Of course, maintaining safe clearances should ensure the risk is minimised. If the problem relates to the appliance selection, you would perhaps need to consider a stove of smaller dimensions. If this option is impossible or unacceptable to the customer, consider whether you should continue the job.
If the issue concerns clearance to the flue pipe you could alternatively fit a length of twin wall insulated flue system which will allow much reduced distances to any combustible materials – again check the flue manufacturer’s spec.
As I have written previously, remember that ultimately you are legally responsible if a house fire results from a defective installation, even if you are retro-fitting to a fireplace recess provided by someone else. Always double-check site conditions for the benefit of all.
Do not assume every installation will be operated in a safe manner. I have come across an instance where a customer who was cleaning the fire inadvertently left a stove, burning mineral fuel, with the ash-pit door removed whilst answering the door-bell. On returning the appliance and flue pipe was found to be glowing red hot with suspected flue gas temperatures in excess of 1000°C. Any combustible materials within close proximity would undoubtedly have ignited, although thankfully in this instance all was OK. However my advice is to always be aware of the worst case scenario.
Much of our safe installation practices relate to scenarios addressed within Building Regulations and/or British Standards in traditional built properties. However, there are some situations which are inadequately covered by any current documentation, yet you could find yourself legally responsible in the event of an incident.
I refer to solid fuel stoves installations into Mobile Homes, Caravans, Leisure Park Homes, Wooden Garden Lodges, Glamping Pods and Yurts. These structures are not covered by any Building Regulation and the only British Standard which can be consulted is BS 6762 – 2: 1991, ‘Services for leisure accommodation, vehicles and transportable accommodation units’. This Standard is grossly out of date and not fit for current purpose whilst most of the above list is not even mentioned within the scope of the document.
The market for these products has expanded over the past quarter century, together with the popularity of wood burning stoves. So you may well be asked by an owner or site agent to undertake installation work in this type of construction.
What all these structures have in common is the combustibility of materials used in of their build. Made of either wood or canvas there is a high risk of fire and subsequent injury; whilst their compact design often results in decorations and furnishings being located too close to the appliance. Therefore, observance of safe distances to combustible materials is paramount, yet little or no guidance is provided by suppliers or manufacturers of these property types.
In brief, there is risk of fire within the living space, whilst the flue pipe is often seen passing through a roof made from easily combustible materials with scant regard for safe clearances.

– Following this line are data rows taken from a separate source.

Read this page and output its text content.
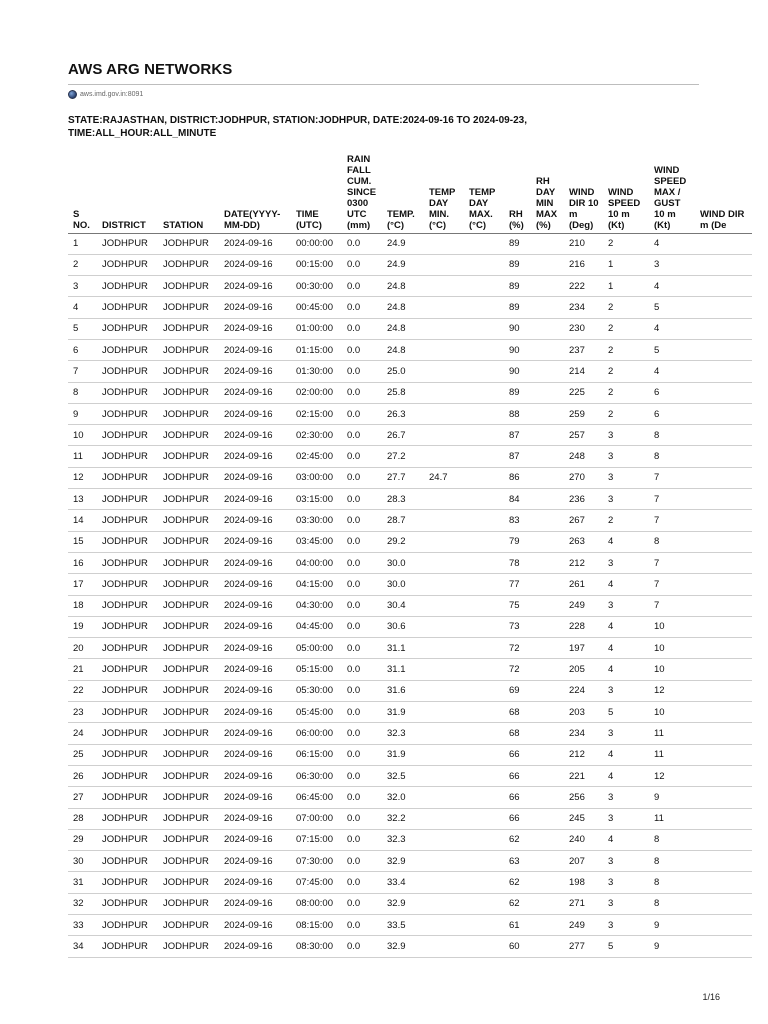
AWS ARG NETWORKS
aws.imd.gov.in:8091

STATE:RAJASTHAN, DISTRICT:JODHPUR, STATION:JODHPUR, DATE:2024-09-16 TO 2024-09-23,
TIME:ALL_HOUR:ALL_MINUTE

S NO.	DISTRICT	STATION	DATE(YYYY-MM-DD)	TIME (UTC)	RAIN FALL CUM. SINCE 0300 UTC (mm)	TEMP. (°C)	TEMP DAY MIN. (°C)	TEMP DAY MAX. (°C)	RH (%)	RH DAY MIN MAX (%)	WIND DIR 10 m (Deg)	WIND SPEED 10 m (Kt)	WIND SPEED MAX / GUST 10 m (Kt)	WIND DIR m (De
1	JODHPUR	JODHPUR	2024-09-16	00:00:00	0.0	24.9			89		210	2	4	
2	JODHPUR	JODHPUR	2024-09-16	00:15:00	0.0	24.9			89		216	1	3	
3	JODHPUR	JODHPUR	2024-09-16	00:30:00	0.0	24.8			89		222	1	4	
4	JODHPUR	JODHPUR	2024-09-16	00:45:00	0.0	24.8			89		234	2	5	
5	JODHPUR	JODHPUR	2024-09-16	01:00:00	0.0	24.8			90		230	2	4	
6	JODHPUR	JODHPUR	2024-09-16	01:15:00	0.0	24.8			90		237	2	5	
7	JODHPUR	JODHPUR	2024-09-16	01:30:00	0.0	25.0			90		214	2	4	
8	JODHPUR	JODHPUR	2024-09-16	02:00:00	0.0	25.8			89		225	2	6	
9	JODHPUR	JODHPUR	2024-09-16	02:15:00	0.0	26.3			88		259	2	6	
10	JODHPUR	JODHPUR	2024-09-16	02:30:00	0.0	26.7			87		257	3	8	
11	JODHPUR	JODHPUR	2024-09-16	02:45:00	0.0	27.2			87		248	3	8	
12	JODHPUR	JODHPUR	2024-09-16	03:00:00	0.0	27.7	24.7		86		270	3	7	
13	JODHPUR	JODHPUR	2024-09-16	03:15:00	0.0	28.3			84		236	3	7	
14	JODHPUR	JODHPUR	2024-09-16	03:30:00	0.0	28.7			83		267	2	7	
15	JODHPUR	JODHPUR	2024-09-16	03:45:00	0.0	29.2			79		263	4	8	
16	JODHPUR	JODHPUR	2024-09-16	04:00:00	0.0	30.0			78		212	3	7	
17	JODHPUR	JODHPUR	2024-09-16	04:15:00	0.0	30.0			77		261	4	7	
18	JODHPUR	JODHPUR	2024-09-16	04:30:00	0.0	30.4			75		249	3	7	
19	JODHPUR	JODHPUR	2024-09-16	04:45:00	0.0	30.6			73		228	4	10	
20	JODHPUR	JODHPUR	2024-09-16	05:00:00	0.0	31.1			72		197	4	10	
21	JODHPUR	JODHPUR	2024-09-16	05:15:00	0.0	31.1			72		205	4	10	
22	JODHPUR	JODHPUR	2024-09-16	05:30:00	0.0	31.6			69		224	3	12	
23	JODHPUR	JODHPUR	2024-09-16	05:45:00	0.0	31.9			68		203	5	10	
24	JODHPUR	JODHPUR	2024-09-16	06:00:00	0.0	32.3			68		234	3	11	
25	JODHPUR	JODHPUR	2024-09-16	06:15:00	0.0	31.9			66		212	4	11	
26	JODHPUR	JODHPUR	2024-09-16	06:30:00	0.0	32.5			66		221	4	12	
27	JODHPUR	JODHPUR	2024-09-16	06:45:00	0.0	32.0			66		256	3	9	
28	JODHPUR	JODHPUR	2024-09-16	07:00:00	0.0	32.2			66		245	3	11	
29	JODHPUR	JODHPUR	2024-09-16	07:15:00	0.0	32.3			62		240	4	8	
30	JODHPUR	JODHPUR	2024-09-16	07:30:00	0.0	32.9			63		207	3	8	
31	JODHPUR	JODHPUR	2024-09-16	07:45:00	0.0	33.4			62		198	3	8	
32	JODHPUR	JODHPUR	2024-09-16	08:00:00	0.0	32.9			62		271	3	8	
33	JODHPUR	JODHPUR	2024-09-16	08:15:00	0.0	33.5			61		249	3	9	
34	JODHPUR	JODHPUR	2024-09-16	08:30:00	0.0	32.9			60		277	5	9	
1/16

Clearly, some clear guidance is required to ensure all future installation work is safe and fit for purpose. In addition, a new code of practice could encourage responsible owners to review the safety of current stock. It is to be hoped that the British Standards Institute may favourably consider this an important project for the future.
Meantime, I urge anyone invited to install a stove into a property of this type to fully investigate all potential risks and proceed with caution.
Meantime, it would be worthwhile considering the new L2 NVQ Qualification (Education and Training in the Chimney Sweeping and Chimney Engineering Trades) currently on offer by NACE which, among many other headings, includes clarification on the legal responsibilities of contractors.